Each parcel of observed meaning becomes the raw material for her abstract art.
She works on a wool blanket, which she spreads out across the floor of her living room – a habit she inherited from her childhood.
As a young girl growing up in China, it was like it is now, but it is also not.
She would sprawl out on the floor, on a wool blanket and practice the art of ink painting. She would fill the large expanses of blank space with the dark ink, unaware of the profound, lifelong impact that this practice would have.
In ways less obvious than her wool blankets, her artwork is full of relics from her childhood – such as the skillfully expressive linework that underscores her composition show an ink painter’s penmanship.
These calligraphic lines do not demonstrate shapes in a heavily formal way, rather, they softly invoke the shapes as subtle intimation. These hinted forms gives the viewer the open framework to interpret and extrapolate.
“As an abstract painter, I tend to leave the space for the audience to explore and experience rather than constraining their interpretation by my own description and definition,” says the artist.

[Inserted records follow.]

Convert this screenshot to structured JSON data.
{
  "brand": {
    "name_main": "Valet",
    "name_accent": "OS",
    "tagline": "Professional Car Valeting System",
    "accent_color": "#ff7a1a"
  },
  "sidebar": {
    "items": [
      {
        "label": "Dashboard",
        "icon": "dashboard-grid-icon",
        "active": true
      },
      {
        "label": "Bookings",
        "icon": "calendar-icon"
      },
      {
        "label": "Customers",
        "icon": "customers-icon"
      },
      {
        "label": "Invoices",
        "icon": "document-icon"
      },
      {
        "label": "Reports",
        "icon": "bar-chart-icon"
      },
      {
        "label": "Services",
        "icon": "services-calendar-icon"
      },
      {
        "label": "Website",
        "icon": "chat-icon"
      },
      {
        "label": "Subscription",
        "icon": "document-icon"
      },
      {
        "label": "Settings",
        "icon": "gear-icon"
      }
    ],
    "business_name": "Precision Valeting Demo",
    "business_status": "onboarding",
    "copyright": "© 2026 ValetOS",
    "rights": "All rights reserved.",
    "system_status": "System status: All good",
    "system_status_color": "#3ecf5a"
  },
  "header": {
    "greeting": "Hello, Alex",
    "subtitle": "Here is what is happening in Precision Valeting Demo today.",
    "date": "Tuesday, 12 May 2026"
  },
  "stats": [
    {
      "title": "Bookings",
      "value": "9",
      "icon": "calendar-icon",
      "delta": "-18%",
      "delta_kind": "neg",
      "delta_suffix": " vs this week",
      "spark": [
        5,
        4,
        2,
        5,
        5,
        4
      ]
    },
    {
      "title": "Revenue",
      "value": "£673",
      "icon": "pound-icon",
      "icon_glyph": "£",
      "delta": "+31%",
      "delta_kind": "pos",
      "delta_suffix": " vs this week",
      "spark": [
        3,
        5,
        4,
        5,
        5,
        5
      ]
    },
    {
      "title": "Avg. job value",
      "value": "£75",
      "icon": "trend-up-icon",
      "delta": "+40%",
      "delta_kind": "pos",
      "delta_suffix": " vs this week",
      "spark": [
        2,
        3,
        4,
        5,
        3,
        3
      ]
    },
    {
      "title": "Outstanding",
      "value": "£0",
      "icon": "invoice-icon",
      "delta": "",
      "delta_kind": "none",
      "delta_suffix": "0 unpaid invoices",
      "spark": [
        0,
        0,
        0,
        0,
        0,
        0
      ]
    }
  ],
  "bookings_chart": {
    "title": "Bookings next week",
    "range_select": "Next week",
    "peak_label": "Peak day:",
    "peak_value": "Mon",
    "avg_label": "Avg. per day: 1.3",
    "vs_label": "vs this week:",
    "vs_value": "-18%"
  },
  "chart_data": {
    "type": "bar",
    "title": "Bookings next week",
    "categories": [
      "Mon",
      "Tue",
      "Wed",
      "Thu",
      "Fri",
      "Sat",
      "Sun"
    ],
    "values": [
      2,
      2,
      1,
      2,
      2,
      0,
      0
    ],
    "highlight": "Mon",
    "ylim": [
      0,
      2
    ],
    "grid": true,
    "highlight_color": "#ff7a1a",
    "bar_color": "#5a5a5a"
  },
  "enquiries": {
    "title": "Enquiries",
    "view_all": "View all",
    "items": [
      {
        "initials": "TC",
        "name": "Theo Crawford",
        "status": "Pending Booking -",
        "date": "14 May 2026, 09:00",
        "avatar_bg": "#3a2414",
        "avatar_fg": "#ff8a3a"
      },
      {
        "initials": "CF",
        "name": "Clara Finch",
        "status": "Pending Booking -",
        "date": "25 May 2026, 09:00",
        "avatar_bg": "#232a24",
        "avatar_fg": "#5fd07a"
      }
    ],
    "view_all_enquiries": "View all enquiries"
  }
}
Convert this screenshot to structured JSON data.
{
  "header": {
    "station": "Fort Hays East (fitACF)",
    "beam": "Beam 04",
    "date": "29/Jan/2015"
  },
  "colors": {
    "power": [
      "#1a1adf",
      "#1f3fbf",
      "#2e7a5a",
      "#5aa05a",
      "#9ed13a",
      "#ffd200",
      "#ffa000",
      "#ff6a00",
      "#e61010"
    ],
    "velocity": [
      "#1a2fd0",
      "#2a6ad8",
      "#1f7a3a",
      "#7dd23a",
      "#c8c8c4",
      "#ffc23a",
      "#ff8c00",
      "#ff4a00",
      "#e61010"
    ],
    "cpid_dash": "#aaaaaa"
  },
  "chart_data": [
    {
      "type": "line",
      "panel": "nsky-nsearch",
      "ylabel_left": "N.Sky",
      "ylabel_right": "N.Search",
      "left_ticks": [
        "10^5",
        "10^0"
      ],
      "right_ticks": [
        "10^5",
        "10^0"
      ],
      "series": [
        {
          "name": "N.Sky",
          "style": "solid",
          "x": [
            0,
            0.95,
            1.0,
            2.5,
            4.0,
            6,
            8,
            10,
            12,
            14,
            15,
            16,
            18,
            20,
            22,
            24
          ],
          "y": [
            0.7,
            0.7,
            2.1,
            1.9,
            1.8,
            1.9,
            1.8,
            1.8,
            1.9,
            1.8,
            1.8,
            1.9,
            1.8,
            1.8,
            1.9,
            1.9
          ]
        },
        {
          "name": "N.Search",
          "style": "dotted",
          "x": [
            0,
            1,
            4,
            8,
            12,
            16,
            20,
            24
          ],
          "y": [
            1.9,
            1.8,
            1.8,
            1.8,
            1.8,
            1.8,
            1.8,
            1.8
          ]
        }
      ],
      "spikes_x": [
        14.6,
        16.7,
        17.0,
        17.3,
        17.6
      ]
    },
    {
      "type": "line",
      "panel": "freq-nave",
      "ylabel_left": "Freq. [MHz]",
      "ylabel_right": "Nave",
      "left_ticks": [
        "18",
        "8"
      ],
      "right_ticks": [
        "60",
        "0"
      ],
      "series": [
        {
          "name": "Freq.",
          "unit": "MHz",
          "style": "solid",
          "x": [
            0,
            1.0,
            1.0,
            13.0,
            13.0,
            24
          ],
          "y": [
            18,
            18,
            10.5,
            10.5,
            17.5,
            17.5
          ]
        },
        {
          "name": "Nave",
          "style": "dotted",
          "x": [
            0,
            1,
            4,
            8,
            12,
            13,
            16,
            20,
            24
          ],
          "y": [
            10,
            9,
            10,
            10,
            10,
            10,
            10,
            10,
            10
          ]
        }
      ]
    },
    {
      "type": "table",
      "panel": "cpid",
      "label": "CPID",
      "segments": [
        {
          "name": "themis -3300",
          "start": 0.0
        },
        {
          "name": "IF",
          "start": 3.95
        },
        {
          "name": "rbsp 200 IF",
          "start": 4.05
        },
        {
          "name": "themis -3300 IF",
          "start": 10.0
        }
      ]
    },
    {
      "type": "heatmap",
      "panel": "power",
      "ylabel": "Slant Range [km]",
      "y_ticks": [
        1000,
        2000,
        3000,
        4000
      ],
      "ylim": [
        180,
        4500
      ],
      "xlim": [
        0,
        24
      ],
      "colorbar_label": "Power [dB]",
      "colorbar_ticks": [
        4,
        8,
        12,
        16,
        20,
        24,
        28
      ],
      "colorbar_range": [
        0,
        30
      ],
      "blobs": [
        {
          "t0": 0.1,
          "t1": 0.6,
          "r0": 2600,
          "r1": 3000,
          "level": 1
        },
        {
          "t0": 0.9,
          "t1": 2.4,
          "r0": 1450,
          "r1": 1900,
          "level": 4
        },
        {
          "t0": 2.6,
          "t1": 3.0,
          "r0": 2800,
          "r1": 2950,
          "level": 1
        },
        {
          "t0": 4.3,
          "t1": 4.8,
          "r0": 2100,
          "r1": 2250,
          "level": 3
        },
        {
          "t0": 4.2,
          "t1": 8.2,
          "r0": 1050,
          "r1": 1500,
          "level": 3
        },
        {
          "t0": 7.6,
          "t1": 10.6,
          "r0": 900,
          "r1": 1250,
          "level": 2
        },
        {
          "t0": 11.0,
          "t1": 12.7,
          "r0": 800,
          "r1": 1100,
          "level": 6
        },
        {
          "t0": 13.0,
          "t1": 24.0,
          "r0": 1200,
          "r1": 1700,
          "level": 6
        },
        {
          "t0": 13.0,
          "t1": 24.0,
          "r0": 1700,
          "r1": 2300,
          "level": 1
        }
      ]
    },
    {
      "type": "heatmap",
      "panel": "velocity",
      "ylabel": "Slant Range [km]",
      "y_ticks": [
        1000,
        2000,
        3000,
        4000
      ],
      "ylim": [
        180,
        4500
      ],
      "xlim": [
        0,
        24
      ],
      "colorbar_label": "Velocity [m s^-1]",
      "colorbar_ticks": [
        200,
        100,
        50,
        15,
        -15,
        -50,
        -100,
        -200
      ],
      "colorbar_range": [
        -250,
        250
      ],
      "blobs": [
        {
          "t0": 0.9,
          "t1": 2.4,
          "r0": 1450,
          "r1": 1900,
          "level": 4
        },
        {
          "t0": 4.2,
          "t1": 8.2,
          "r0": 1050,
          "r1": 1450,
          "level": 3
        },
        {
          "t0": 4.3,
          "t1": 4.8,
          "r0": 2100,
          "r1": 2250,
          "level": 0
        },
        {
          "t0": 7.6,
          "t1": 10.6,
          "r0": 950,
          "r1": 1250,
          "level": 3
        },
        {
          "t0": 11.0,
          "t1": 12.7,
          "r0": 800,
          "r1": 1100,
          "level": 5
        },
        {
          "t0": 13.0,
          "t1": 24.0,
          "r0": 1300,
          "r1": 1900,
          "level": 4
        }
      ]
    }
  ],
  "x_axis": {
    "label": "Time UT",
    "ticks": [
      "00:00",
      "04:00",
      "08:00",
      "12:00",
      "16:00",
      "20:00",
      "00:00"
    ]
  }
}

She often draws inspiration from nature’s graceful and poetic elements – the shape and curve of a pond, the line and rhythm of a river, the edge and texture of stones. And while the inspiration that she extracts from the natural world initially guide her composition, she eventually gives control to the natural flow of her creativity.
She calls the process “very flexible,” and describes her painting as “casually adding water and colors, letting the color naturally flow and inspire me forward.”
Her art, which is fluid in process, inspiration, and material, floats perfectly along Ying’s aqueous language and water metaphors.
In her spare time, she surrounds herself with nature.
Signal Hill, St. John’s Harbour
“I love to walk outdoors, go hiking, or even just stand for a few minutes in front of the St. John’s harbor,” she says.
But in these moments, when she is just standing, she has such a reactive openness to the whispering frequencies of nature. She describes all the things she observes all the things she senses on one outing:
“I see the seagulls, the seaweed and the clouds all moving, [inspiring] me and my art.”
Flatrock Cove, Newfoundland
To compare the microcosmic suspension of seaweed to the microcosmic cruise of the cloud, this ability to interrelate energies projected on such different scales shows an extraordinary sensitivity to the natural world.
When she comes back, full from these moments of profound sensitivity, she returns to her wool blanket and blank page.
She transcribes nature’s whispering frequencies, the graceful poems, her abstract art.